The U.S. Supreme Court held, however, that CWA’s permitting program was also not designed to exclude all releases of pollutants that travel through groundwater. The Supreme Court explained that this would create a loophole allowing a company discharging through a pipe to “simply move the pipe back, perhaps only a few hundred yards, so that the pollution must travel though at least some groundwater before reaching the sea.”    Instead, the Supreme Court concluded that CWA requires a permit when “there is the functional equivalent of direct discharge.” The Supreme Court did not outline a test for “functional equivalent,” but rather left it up to the courts to decide on a case-by-case basis.  To aid other courts in reaching a determination, the Supreme Court gave a list of suggested factors for consideration including:

  • “transit time,
  • distance traveled,
  • the nature of the material through which the pollutant travels,
  • the extent to which the pollutant is diluted or chemically changed as it travels,
  • the amount of pollutant entering the navigable waters relative to the amount of the pollutant that leaves the point source,
  • the matter by or area in which the pollutant enters the navigable waters, and
  • the degree to which the pollution (at that point) has maintained its specific identify.”

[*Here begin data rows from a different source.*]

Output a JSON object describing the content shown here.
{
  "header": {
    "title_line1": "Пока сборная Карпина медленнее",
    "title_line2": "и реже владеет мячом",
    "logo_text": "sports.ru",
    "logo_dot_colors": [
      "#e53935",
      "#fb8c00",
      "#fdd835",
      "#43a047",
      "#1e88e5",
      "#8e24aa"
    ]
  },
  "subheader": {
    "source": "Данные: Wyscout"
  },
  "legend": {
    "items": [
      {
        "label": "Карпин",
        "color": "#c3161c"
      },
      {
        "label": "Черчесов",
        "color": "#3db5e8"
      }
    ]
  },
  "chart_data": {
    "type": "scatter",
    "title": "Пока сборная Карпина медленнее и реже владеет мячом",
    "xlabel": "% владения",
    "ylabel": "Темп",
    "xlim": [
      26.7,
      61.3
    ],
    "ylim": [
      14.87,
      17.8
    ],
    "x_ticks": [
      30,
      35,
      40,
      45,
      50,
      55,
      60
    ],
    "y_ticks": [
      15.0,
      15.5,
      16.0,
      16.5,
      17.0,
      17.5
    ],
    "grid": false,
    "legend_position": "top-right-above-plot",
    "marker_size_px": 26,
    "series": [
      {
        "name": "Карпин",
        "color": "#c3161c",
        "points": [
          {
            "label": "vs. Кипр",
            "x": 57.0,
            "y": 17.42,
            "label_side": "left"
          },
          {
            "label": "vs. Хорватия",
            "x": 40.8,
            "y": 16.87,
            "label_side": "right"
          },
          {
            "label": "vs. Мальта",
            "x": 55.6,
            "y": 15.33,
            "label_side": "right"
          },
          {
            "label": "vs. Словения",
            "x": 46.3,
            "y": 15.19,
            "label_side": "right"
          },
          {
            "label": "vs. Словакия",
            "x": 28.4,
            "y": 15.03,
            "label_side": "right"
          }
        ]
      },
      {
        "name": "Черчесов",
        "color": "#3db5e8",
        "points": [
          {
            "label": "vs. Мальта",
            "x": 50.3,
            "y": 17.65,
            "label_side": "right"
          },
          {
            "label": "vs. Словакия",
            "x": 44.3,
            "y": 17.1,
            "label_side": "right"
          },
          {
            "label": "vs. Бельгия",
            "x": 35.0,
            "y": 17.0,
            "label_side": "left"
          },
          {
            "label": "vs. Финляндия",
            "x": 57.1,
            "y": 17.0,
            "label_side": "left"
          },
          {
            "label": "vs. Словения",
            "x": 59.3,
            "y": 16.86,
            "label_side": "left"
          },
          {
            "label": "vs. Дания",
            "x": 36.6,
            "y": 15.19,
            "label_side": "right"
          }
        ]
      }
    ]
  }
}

The Supreme Court noted that, “time and distance [between the point source and the navigable waters] will be the most important factors in most cases, but not necessarily every case.”

While the Supreme Court failed to establish a bright line rule, the opinion offers a middle ground between industry groups that want all releases of pollutants to groundwater excluded from the permitting program under the CWA, and environmental groups that argue a permit is required when a pollutant can be traced back to a point source.

The opinion of the Court was authored by Justice Breyer and was joined by Chief Justice Roberts and Justices Ginsburg, Sotomayor, Kagan, and Kavanaugh. Justice Kavanaugh filed a concurring opinion. Justice Alito filed a dissent, and Justice Thomas filed a separate dissent which was joined by Justice Gorsuch.

[1] Full text of the final rule is available at

[2] Rapanos v. United States, 547 US 715 (2006).

[3] County of Maui v. Hawaii Wildlife Fund, 590 US __ (2020).

[4] Federal Water Pollution Control Act, §§ 301(a), 502(12)(A), as amended by the Federal Water Pollution Control Act Amendments of 1972 (Clean Water Act) § 2, 86 Stat. 844, 886, 33 U.S.C. §§ 1311(a), 1262(12)(A).